Il sequel del 1998, da noi  Incubo Finale, cambia totalmente la struttura narrativa e in luogo di uno sviluppo centripeto e claustrofobico – la persecuzione del pescatore uncinato nel piccolo paese costiero – preferisce quello centrifugo ed esotico senza riuscire ad utilizzare appieno i temi e i motivi del caso. Non c’è una trama ragionata e pensata, ma solo una serie di scene trite e ritrite che nemmeno davanti all’intuizione interessante della tempesta tropicale che tutto isola riescono a potenziarsi di bellezza immaginifica.

Caso diverso è il terzo capitolo del 2006. Completamente slegato dai precedenti due film e con attori e maestranze totalmente differenti, compresa l’ambientazione – qui siamo sui monti dello Utah tra fienili e redneck con birra in mano – riesce a sviluppare una trama più interessante e coinvolgente, ma soprattutto più credibile del secondo capitolo, anche perché ha tutta l’aria di essere un remake della pellicola sceneggiata da Williamson con un gruppo di ragazzi che dopo uno scherzo finito in tragedia sono perseguitati da un killer uncinato che cerca vendetta.

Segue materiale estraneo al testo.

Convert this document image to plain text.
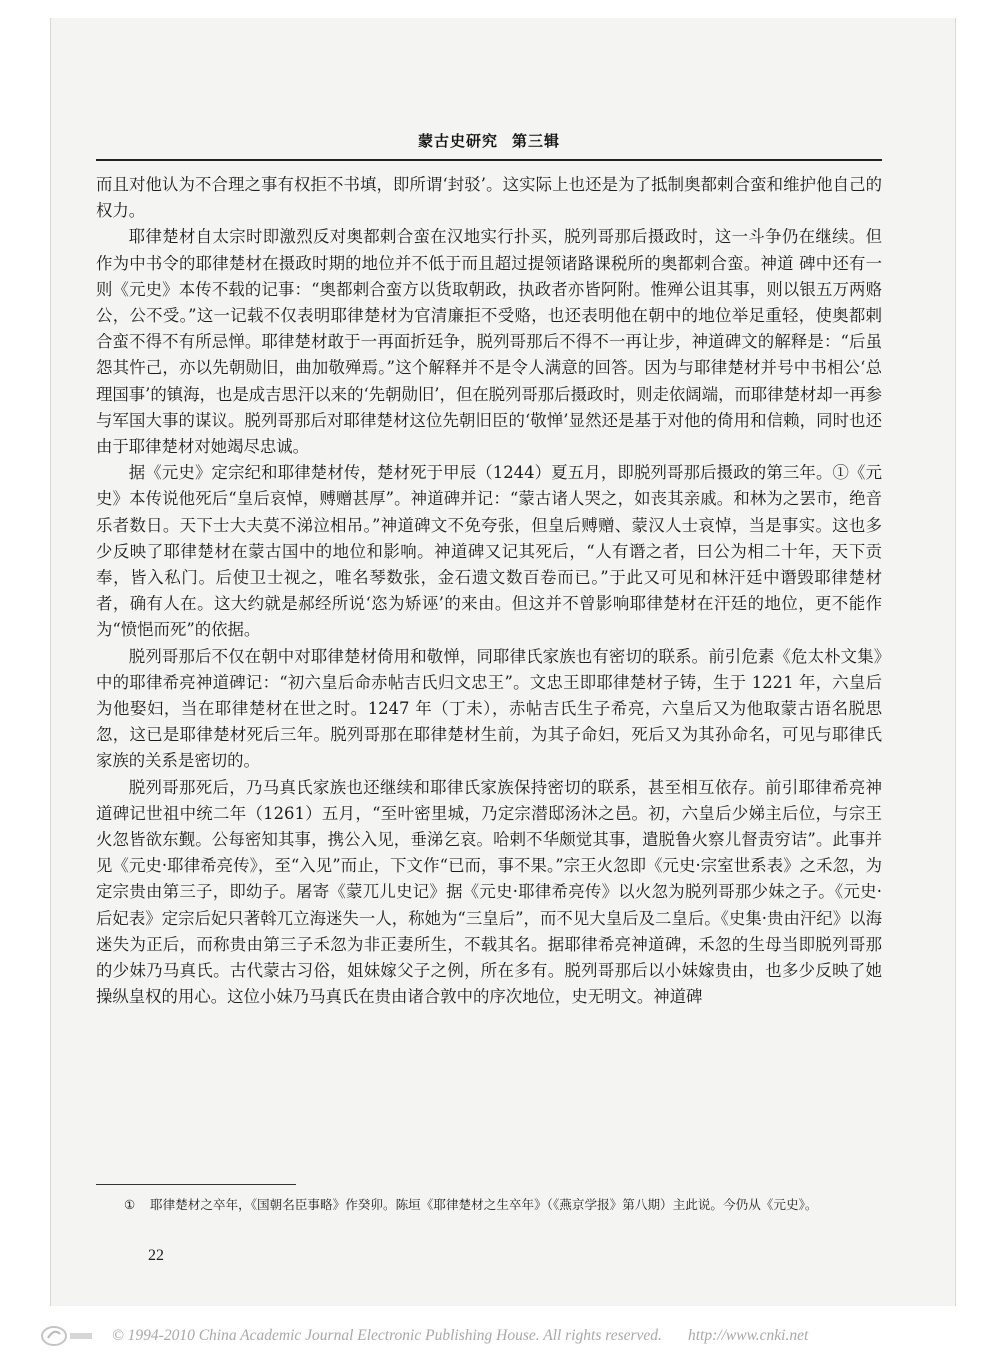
蒙古史研究 第三辑

而且对他认为不合理之事有权拒不书填，即所谓‘封驳’。这实际上也还是为了抵制奥都剌合蛮和维护他自己的权力。

耶律楚材自太宗时即激烈反对奥都剌合蛮在汉地实行扑买，脱列哥那后摄政时，这一斗争仍在继续。但作为中书令的耶律楚材在摄政时期的地位并不低于而且超过提领诸路课税所的奥都剌合蛮。神道 碑中还有一则《元史》本传不载的记事：“奥都剌合蛮方以货取朝政，执政者亦皆阿附。惟殚公诅其事，则以银五万两赂公，公不受。”这一记载不仅表明耶律楚材为官清廉拒不受赂，也还表明他在朝中的地位举足重轻，使奥都剌合蛮不得不有所忌惮。耶律楚材敢于一再面折廷争，脱列哥那后不得不一再让步，神道碑文的解释是：“后虽怨其忤己，亦以先朝勋旧，曲加敬殚焉。”这个解释并不是令人满意的回答。因为与耶律楚材并号中书相公‘总理国事’的镇海，也是成吉思汗以来的‘先朝勋旧’，但在脱列哥那后摄政时，则走依阔端，而耶律楚材却一再参与军国大事的谋议。脱列哥那后对耶律楚材这位先朝旧臣的‘敬惮’显然还是基于对他的倚用和信赖，同时也还由于耶律楚材对她竭尽忠诚。

据《元史》定宗纪和耶律楚材传，楚材死于甲辰（1244）夏五月，即脱列哥那后摄政的第三年。①《元史》本传说他死后“皇后哀悼，赙赠甚厚”。神道碑并记：“蒙古诸人哭之，如丧其亲戚。和林为之罢市，绝音乐者数日。天下士大夫莫不涕泣相吊。”神道碑文不免夸张，但皇后赙赠、蒙汉人士哀悼，当是事实。这也多少反映了耶律楚材在蒙古国中的地位和影响。神道碑又记其死后，“人有谮之者，曰公为相二十年，天下贡奉，皆入私门。后使卫士视之，唯名琴数张，金石遗文数百卷而已。”于此又可见和林汗廷中谮毁耶律楚材者，确有人在。这大约就是郝经所说‘恣为矫诬’的来由。但这并不曾影响耶律楚材在汗廷的地位，更不能作为“愤悒而死”的依据。

脱列哥那后不仅在朝中对耶律楚材倚用和敬惮，同耶律氏家族也有密切的联系。前引危素《危太朴文集》中的耶律希亮神道碑记：“初六皇后命赤帖吉氏归文忠王”。文忠王即耶律楚材子铸，生于 1221 年，六皇后为他娶妇，当在耶律楚材在世之时。1247 年（丁未），赤帖吉氏生子希亮，六皇后又为他取蒙古语名脱思忽，这已是耶律楚材死后三年。脱列哥那在耶律楚材生前，为其子命妇，死后又为其孙命名，可见与耶律氏家族的关系是密切的。

脱列哥那死后，乃马真氏家族也还继续和耶律氏家族保持密切的联系，甚至相互依存。前引耶律希亮神道碑记世祖中统二年（1261）五月，“至叶密里城，乃定宗潜邸汤沐之邑。初，六皇后少娣主后位，与宗王火忽皆欲东觐。公每密知其事，携公入见，垂涕乞哀。哈剌不华颇觉其事，遣脱鲁火察儿督责穷诘”。此事并见《元史·耶律希亮传》，至“入见”而止，下文作“已而，事不果。”宗王火忽即《元史·宗室世系表》之禾忽，为定宗贵由第三子，即幼子。屠寄《蒙兀儿史记》据《元史·耶律希亮传》以火忽为脱列哥那少妹之子。《元史·后妃表》定宗后妃只著斡兀立海迷失一人，称她为“三皇后”，而不见大皇后及二皇后。《史集·贵由汗纪》以海迷失为正后，而称贵由第三子禾忽为非正妻所生，不载其名。据耶律希亮神道碑，禾忽的生母当即脱列哥那的少妹乃马真氏。古代蒙古习俗，姐妹嫁父子之例，所在多有。脱列哥那后以小妹嫁贵由，也多少反映了她操纵皇权的用心。这位小妹乃马真氏在贵由诸合敦中的序次地位，史无明文。神道碑

① 耶律楚材之卒年，《国朝名臣事略》作癸卯。陈垣《耶律楚材之生卒年》（《燕京学报》第八期）主此说。今仍从《元史》。
22
© 1994-2010 China Academic Journal Electronic Publishing House. All rights reserved. http://www.cnki.net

È ovviamente un film senza arte né parte che si lascia vedere senza impegno a completezza di una trilogia che non è stata in grado di creare un’icona horror della stessa portata del coevo Ghostface o delle vecchie e immortali maschere di Michael, Jason, Freddy, Leatherface  e compagnia, oltre a non essere nemmeno un’icona adeguata ai nuovi tempi – cosa che comunque non ha saputo fare neppure lo Smiley dell’omonimo film del 2012.

(*) I limiti della pellicola di Gillespie sono comuni a molti prodotti dello stesso tipo. La regia presente a corrente alterna – tipo che se non ci fosse stata la sceneggiatura di Williamson ci saremmo trovati davanti a un pastrocchio – e la recitazione approssimativa dei giovani attori – la Love Hewitt e la Gellar oltre non essere bombe erotiche non sono mai state brave attrici, mentre Prinze Jr non ci è pervenuto; si salva solo Phillippe – non aiutano a giocare bene le carte giuste del film zavorrandolo fino il twist conclusivo poco affascinante e troppo prevedibile.